Re: Fault tolerance guarantees of Elasticsearch sink in flink-elasticsearch2?

Posted by Tzu-Li (Gordon) Tai on
URL: http://deprecated-apache-flink-user-mailing-list-archive.369.s1.nabble.com/Fault-tolerance-guarantees-of-Elasticsearch-sink-in-flink-elasticsearch2-tp10982p11044.html

Hi Andrew,

Your observations are correct. Like you mentioned, the current problem circles around how we deal with the pending buffered requests with accordance to Flink’s checkpointing.
I’ve filed a JIRA for this, as well as some thoughts for the solution in the description: https://issues.apache.org/jira/browse/FLINK-5487. What do you think?

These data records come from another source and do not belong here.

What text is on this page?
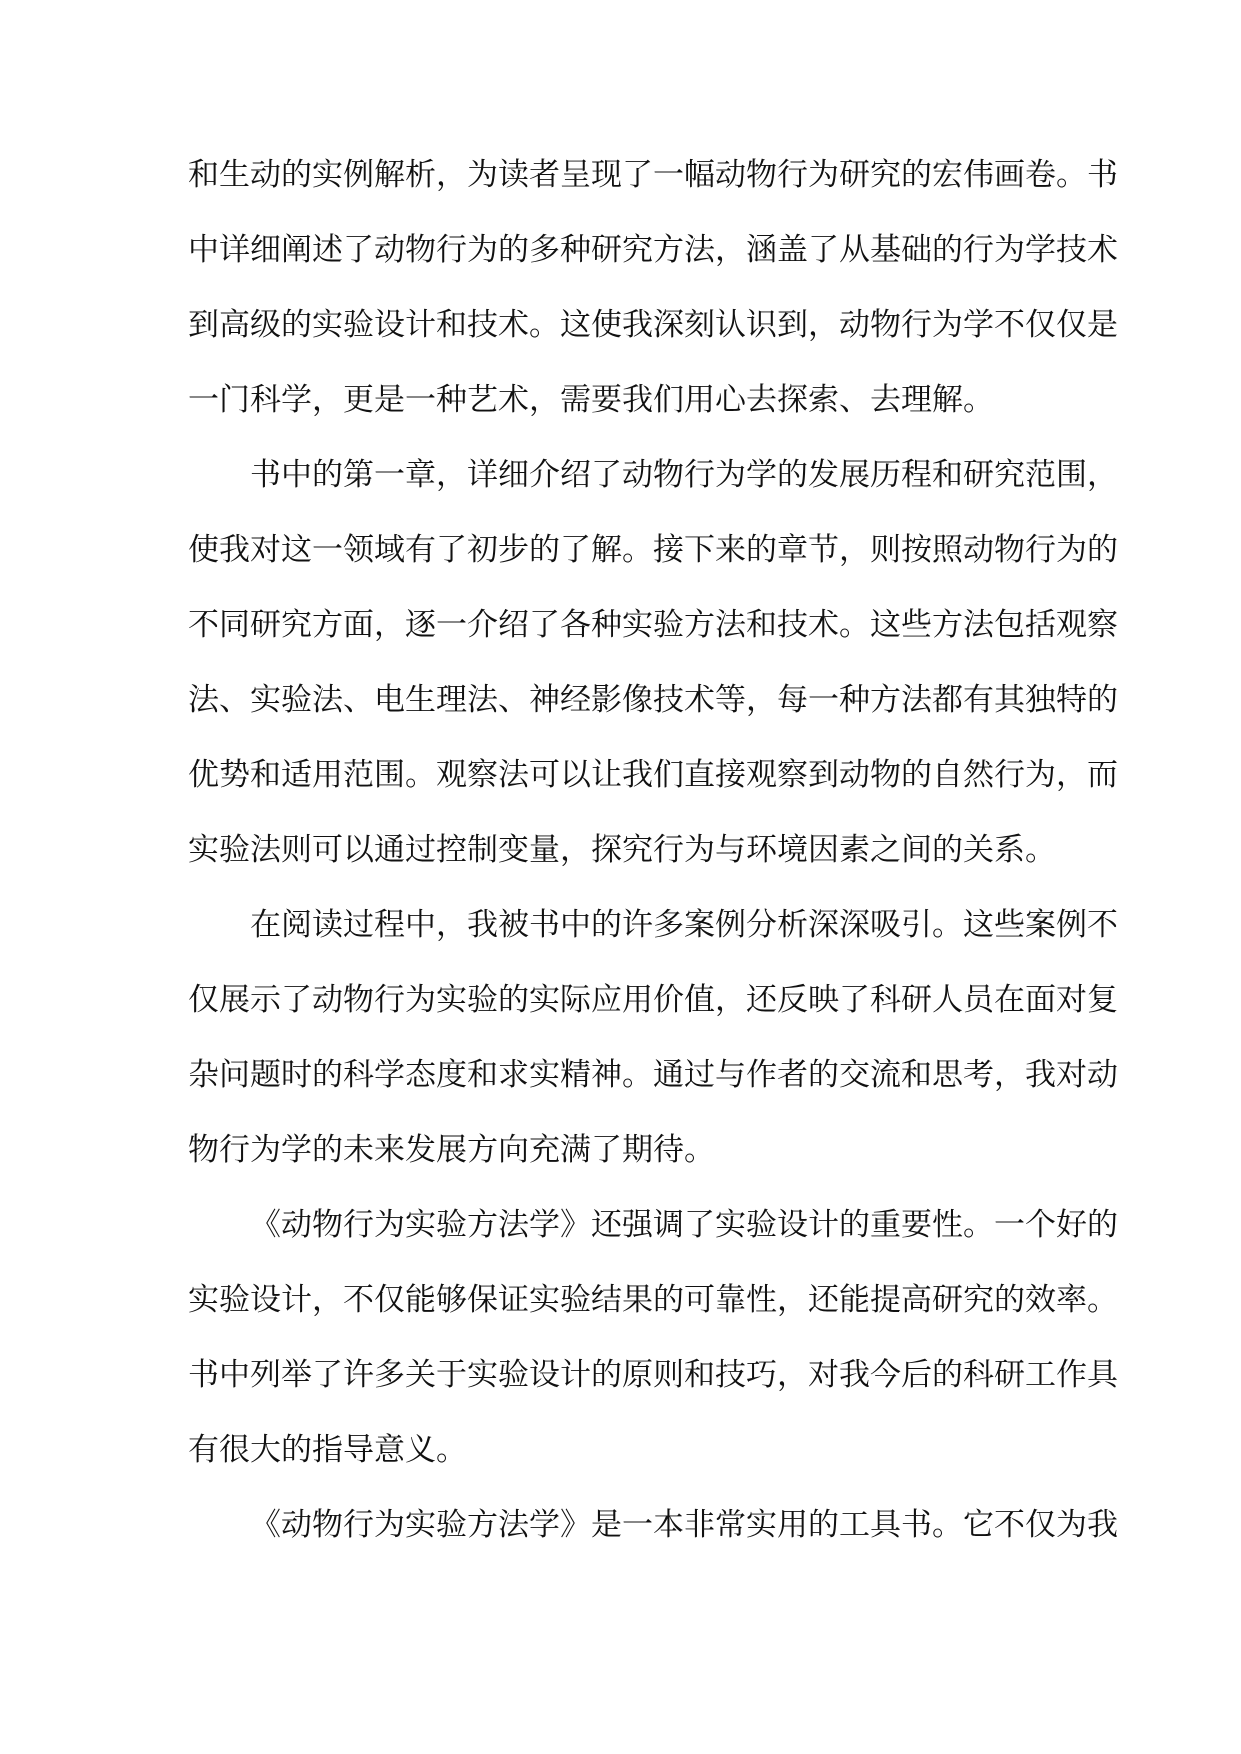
和生动的实例解析，为读者呈现了一幅动物行为研究的宏伟画卷。书
中详细阐述了动物行为的多种研究方法，涵盖了从基础的行为学技术
到高级的实验设计和技术。这使我深刻认识到，动物行为学不仅仅是
一门科学，更是一种艺术，需要我们用心去探索、去理解。
书中的第一章，详细介绍了动物行为学的发展历程和研究范围，
使我对这一领域有了初步的了解。接下来的章节，则按照动物行为的
不同研究方面，逐一介绍了各种实验方法和技术。这些方法包括观察
法、实验法、电生理法、神经影像技术等，每一种方法都有其独特的
优势和适用范围。观察法可以让我们直接观察到动物的自然行为，而
实验法则可以通过控制变量，探究行为与环境因素之间的关系。
在阅读过程中，我被书中的许多案例分析深深吸引。这些案例不
仅展示了动物行为实验的实际应用价值，还反映了科研人员在面对复
杂问题时的科学态度和求实精神。通过与作者的交流和思考，我对动
物行为学的未来发展方向充满了期待。
《动物行为实验方法学》还强调了实验设计的重要性。一个好的
实验设计，不仅能够保证实验结果的可靠性，还能提高研究的效率。
书中列举了许多关于实验设计的原则和技巧，对我今后的科研工作具
有很大的指导意义。
《动物行为实验方法学》是一本非常实用的工具书。它不仅为我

Thank you for bringing this up! We should probably fix this soon.
There’s already some on-going effort in fixing some other aspects of proper at-least-once support in the Elasticsearch sinks, so I believe this will be brought to attention very soon too.

Cheers,
Gordon




On January 11, 2017 at 3:49:06 PM, Andrew Roberts ([hidden email]) wrote:

I’m trying to understand the guarantees made by Flink’s Elasticsearch sink in terms of message delivery. according to (1), the ES sink offers at-least-once guarantees. This page doesn’t differentiate between flink-elasticsearch and flink-elasticsearch2, so I have to assume for the moment that they both offer that guarantee. However, a look at the code (2) shows that the invoke() method puts the record into a buffer, and then that buffer is flushed to elasticsearch some time later.